Buhari’s response to enquiries about his academic qualifications on one hand and his refusal to participate in debate for presidential candidates on the other hand, are not in consonance with the thesis of democratic – environment influence. On both issues the APC and its presidential candidate was condescending to the Nigerian electorate. Democracy is not about the convenience of the ruling class. Those who will not subject themselves to regular interrogations of the people seek to hinder rather than aid the course of participatory democracy.
At this critical point in our quest for true federalism and a balanced federation, where does Buhari stand on the issue of restructuring? Does Buhari support the proposal for state police? Does he subscribe to the global practice of resource ownership by those from whose environment it is generated? What is Buhari’s position on rotating the Presidency among the six geo – political zones?

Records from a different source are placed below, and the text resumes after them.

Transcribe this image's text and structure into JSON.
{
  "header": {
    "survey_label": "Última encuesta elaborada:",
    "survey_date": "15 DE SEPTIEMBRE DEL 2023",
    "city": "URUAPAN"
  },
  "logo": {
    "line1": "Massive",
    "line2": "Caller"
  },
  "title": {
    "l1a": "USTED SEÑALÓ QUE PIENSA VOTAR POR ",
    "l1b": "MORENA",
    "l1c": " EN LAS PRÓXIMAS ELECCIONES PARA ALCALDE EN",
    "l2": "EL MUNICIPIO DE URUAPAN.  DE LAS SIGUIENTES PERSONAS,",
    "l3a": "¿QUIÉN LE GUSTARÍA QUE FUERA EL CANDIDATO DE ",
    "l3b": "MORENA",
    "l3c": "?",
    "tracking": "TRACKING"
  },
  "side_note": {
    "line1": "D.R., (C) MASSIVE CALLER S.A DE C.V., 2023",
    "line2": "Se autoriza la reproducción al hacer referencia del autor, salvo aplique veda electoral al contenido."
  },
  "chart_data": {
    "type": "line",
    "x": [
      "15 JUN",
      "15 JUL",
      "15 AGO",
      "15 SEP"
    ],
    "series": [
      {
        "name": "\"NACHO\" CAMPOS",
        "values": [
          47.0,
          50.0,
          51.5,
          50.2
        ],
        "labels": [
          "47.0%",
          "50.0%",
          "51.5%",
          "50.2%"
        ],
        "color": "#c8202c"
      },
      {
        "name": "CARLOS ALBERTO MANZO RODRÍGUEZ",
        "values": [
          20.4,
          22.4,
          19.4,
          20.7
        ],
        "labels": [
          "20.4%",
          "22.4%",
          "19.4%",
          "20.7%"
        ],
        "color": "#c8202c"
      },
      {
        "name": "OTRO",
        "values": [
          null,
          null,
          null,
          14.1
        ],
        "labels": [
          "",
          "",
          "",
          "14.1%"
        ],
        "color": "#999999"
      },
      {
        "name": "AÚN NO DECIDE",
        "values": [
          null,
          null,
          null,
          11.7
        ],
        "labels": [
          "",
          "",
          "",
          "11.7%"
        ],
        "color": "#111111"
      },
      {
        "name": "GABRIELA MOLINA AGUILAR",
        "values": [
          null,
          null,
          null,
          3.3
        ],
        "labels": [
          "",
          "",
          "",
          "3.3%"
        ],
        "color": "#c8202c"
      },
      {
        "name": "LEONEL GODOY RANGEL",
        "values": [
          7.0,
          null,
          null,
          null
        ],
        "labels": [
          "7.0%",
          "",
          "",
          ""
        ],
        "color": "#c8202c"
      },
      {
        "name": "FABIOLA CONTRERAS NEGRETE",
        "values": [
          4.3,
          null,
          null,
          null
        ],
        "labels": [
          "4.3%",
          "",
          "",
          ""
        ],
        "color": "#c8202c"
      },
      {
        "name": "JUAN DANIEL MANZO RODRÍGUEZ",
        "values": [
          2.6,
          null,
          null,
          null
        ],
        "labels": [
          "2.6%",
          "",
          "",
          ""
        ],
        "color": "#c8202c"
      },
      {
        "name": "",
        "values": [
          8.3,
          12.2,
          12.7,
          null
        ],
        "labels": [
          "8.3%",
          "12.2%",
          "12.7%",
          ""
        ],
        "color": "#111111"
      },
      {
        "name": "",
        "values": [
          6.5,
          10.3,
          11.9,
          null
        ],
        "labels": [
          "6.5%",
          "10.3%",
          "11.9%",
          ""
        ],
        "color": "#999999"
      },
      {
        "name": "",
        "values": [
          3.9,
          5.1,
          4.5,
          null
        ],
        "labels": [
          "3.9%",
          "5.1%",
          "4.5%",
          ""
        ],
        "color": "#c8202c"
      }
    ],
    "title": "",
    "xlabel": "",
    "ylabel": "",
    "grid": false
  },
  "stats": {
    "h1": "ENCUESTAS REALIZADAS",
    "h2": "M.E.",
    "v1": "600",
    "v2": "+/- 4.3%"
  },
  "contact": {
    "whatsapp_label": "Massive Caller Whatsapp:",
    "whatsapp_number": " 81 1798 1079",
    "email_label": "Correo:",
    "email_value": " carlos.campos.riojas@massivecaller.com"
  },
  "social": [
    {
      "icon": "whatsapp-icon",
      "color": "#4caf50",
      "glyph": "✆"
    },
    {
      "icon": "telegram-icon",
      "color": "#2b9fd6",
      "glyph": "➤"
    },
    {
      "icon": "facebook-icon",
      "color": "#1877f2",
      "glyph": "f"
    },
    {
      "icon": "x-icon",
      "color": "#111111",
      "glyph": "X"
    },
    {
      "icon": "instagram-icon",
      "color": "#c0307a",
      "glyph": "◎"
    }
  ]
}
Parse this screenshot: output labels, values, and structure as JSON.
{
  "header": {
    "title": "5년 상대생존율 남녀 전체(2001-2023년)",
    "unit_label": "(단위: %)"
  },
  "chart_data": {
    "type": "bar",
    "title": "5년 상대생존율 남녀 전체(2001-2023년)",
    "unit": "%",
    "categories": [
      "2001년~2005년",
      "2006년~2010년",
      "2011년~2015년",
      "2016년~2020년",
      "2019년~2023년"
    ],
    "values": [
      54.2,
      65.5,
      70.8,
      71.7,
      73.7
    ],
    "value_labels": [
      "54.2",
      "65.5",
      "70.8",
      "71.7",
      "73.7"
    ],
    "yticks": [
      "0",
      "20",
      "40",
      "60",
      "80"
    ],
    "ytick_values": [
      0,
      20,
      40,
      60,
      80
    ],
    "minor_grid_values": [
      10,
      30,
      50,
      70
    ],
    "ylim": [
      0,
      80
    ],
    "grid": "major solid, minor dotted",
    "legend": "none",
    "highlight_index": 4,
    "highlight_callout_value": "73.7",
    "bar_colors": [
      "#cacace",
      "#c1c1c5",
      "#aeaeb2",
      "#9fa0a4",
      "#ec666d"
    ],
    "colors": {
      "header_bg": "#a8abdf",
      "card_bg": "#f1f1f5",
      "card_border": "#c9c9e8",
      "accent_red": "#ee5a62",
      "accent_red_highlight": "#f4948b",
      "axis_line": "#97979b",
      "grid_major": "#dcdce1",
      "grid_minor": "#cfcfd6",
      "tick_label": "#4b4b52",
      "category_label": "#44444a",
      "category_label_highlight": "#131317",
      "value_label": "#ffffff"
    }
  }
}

To date, Buhari has not retracted his oft – quoted support for implementation of full Sharia in a multi religious Nigeria. We cannot ignore the possibility that the introduction of Sharia during the Olusegun Obasanjo presidency provided inspiration for the ascendancy of Boko Haram. The projection of Sharia as extra religious legal code in competition with our common law system is a matter of grave concern. Buhari, to the best knowledge of this writer, only condemned Boko Haram at the advanced stage of the sect’s rampage when its targets were no longer restricted to Christian places of worship.
Soyinka and the intellectual leaning bloc of the APC cannot be in doubt that on the above trajectory, they are not on the same page with a conservative Buhari. Why then do they promote his candidacy? For the south – west half of the APC, it is simply a push for power. Clinching the vice presidency will forestall the repeat of the Aminu Tambuwal circumstance that saw the south – west schemed out of the principal elective offices at the centre in the past four years. For Wole Soyinka the sage, age may have started taking its toll. The other probability would be that he finally buckled under pressure of the APC’s tentacles.
Afuba, a member of APGA, wrote from Nimo, Anambra State.